Hundreds of Muslim Brotherhood supporters have been killed and thousands have been arrested, including Morsi and other top leaders. Authorities have lately reached inside mosques to bar thousands of Islamist-leaning preachers.
The ban covers “all the activities of the Muslim Brotherhood organization, the groups emerging from it, its associations, and any institution that branches from it or follows the group or receives financial support from it,” according to Egypt’s state media outlet, MENA, which offered the only account of a ruling that has not been made public.
State Department spokeswoman Jen Psaki said Monday that U.S. officials are seeking further details about the ruling, and she urged all parties to “avoid steps that would undermine” an inclusive political process.
Monday’s ruling is likely to fuel the anger that has begun to erupt in the form of attacks on police and security forces in Egypt’s eastern Sinai region, in its Nile Delta towns and in the heart of Cairo, where a suicide bomber early this month targeted the country’s interior minister, who escaped unhurt.
What’s behind the ruling?
As a legal matter, however, experts were unsure whether the ruling was indeed part of an orchestrated attempt to target the Brotherhood’s financial and organizational empire.
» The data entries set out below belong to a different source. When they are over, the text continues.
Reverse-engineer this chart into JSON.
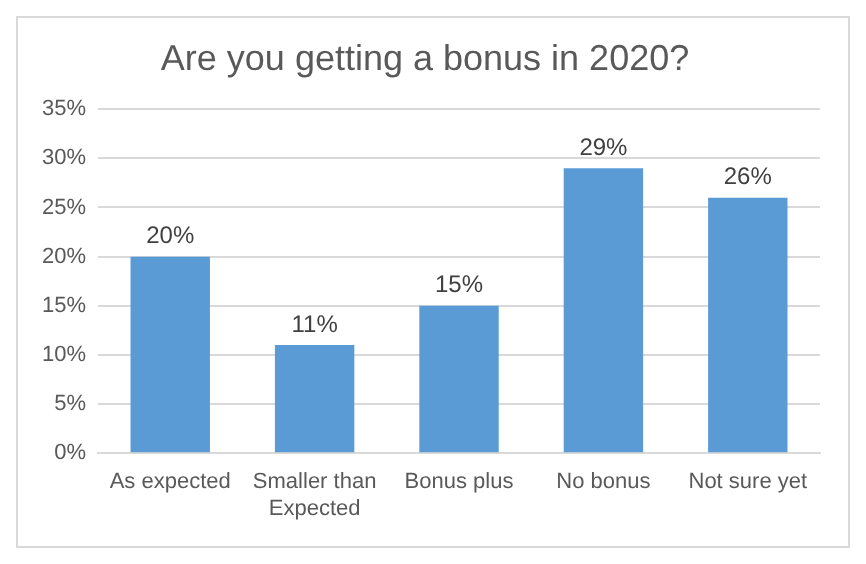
{
  "chart_data": {
    "type": "bar",
    "title": "Are you getting a bonus in 2020?",
    "categories": [
      "As expected",
      "Smaller than Expected",
      "Bonus plus",
      "No bonus",
      "Not sure yet"
    ],
    "values": [
      20,
      11,
      15,
      29,
      26
    ],
    "value_labels": [
      "20%",
      "11%",
      "15%",
      "29%",
      "26%"
    ],
    "color": "#5b9bd5",
    "ylim": [
      0,
      35
    ],
    "yticks": [
      {
        "value": 0,
        "label": "0%"
      },
      {
        "value": 5,
        "label": "5%"
      },
      {
        "value": 10,
        "label": "10%"
      },
      {
        "value": 15,
        "label": "15%"
      },
      {
        "value": 20,
        "label": "20%"
      },
      {
        "value": 25,
        "label": "25%"
      },
      {
        "value": 30,
        "label": "30%"
      },
      {
        "value": 35,
        "label": "35%"
      }
    ],
    "grid": "y"
  }
}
Some speculated that the judge — a low-level jurist at the obscure Court of Urgent Matters — was simply trying to please a regime that has relentlessly demonized the Brotherhood as “terrorists.” Other court cases and decisions may modify or reverse Monday’s ruling.
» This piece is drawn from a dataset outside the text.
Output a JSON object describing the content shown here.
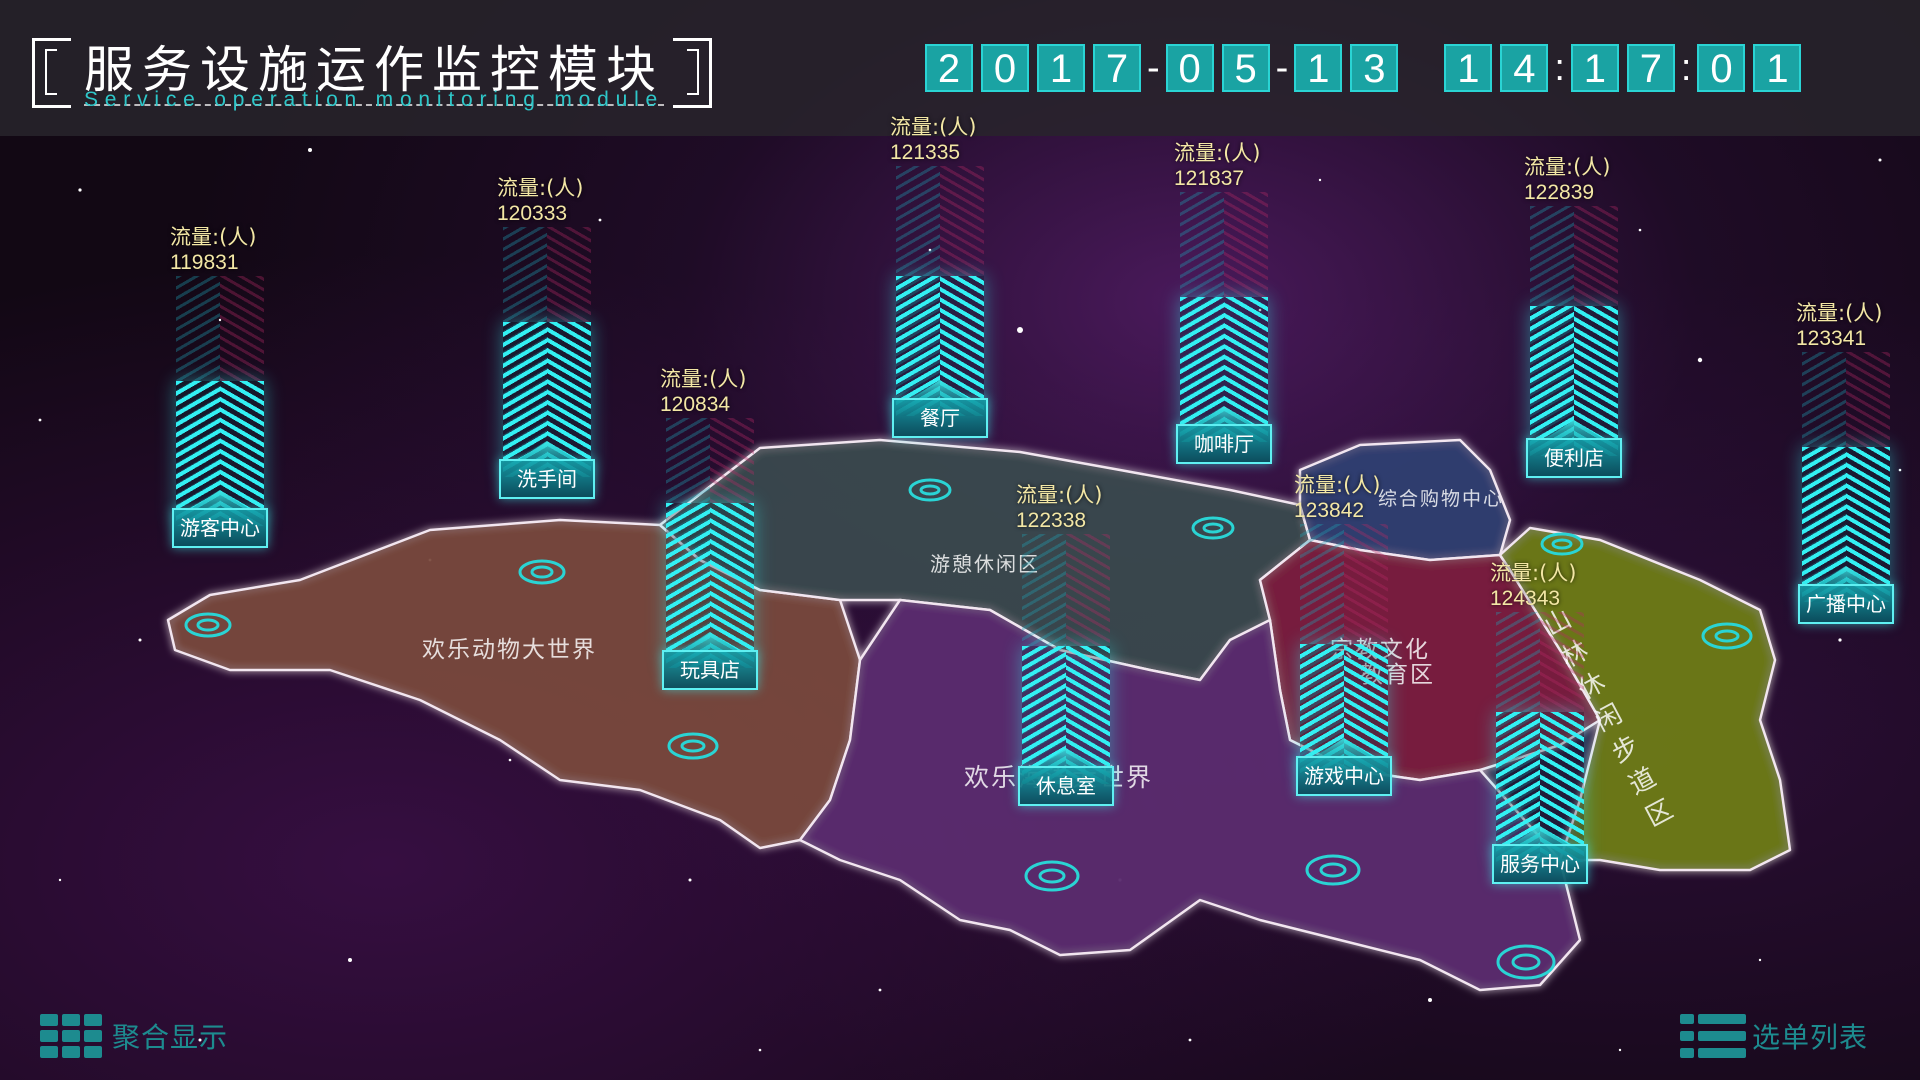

But at least for now, the ruling gives authorities even more power to pursue a group that had been banned under a series of Egyptian autocrats, only to emerge as the core of the country’s new leadership — if only briefly — after last year’s elections.
“It is giving the government the broadest possible mandate to start sifting through all kinds of organizations and entities and freeze assets belonging to the Brotherhood,” said Hossam Bahgat, director of the Egyptian Initiative for Personal Rights. “It’s yet another tool in the box of the mastermind behind the current crackdown on the Brotherhood.”
Since the July 3 coup, Egyptian security forces have arrested nearly all of the Brotherhood’s top leaders. They have been charged with murder, inciting violence and other crimes that the group’s supporters contend are fabricated.
Monday’s ruling allows security forces to go still further, targeting the Brotherhood’s network of health clinics, schools and other social services, all of which have made the group enormously popular among millions of poor Egyptians.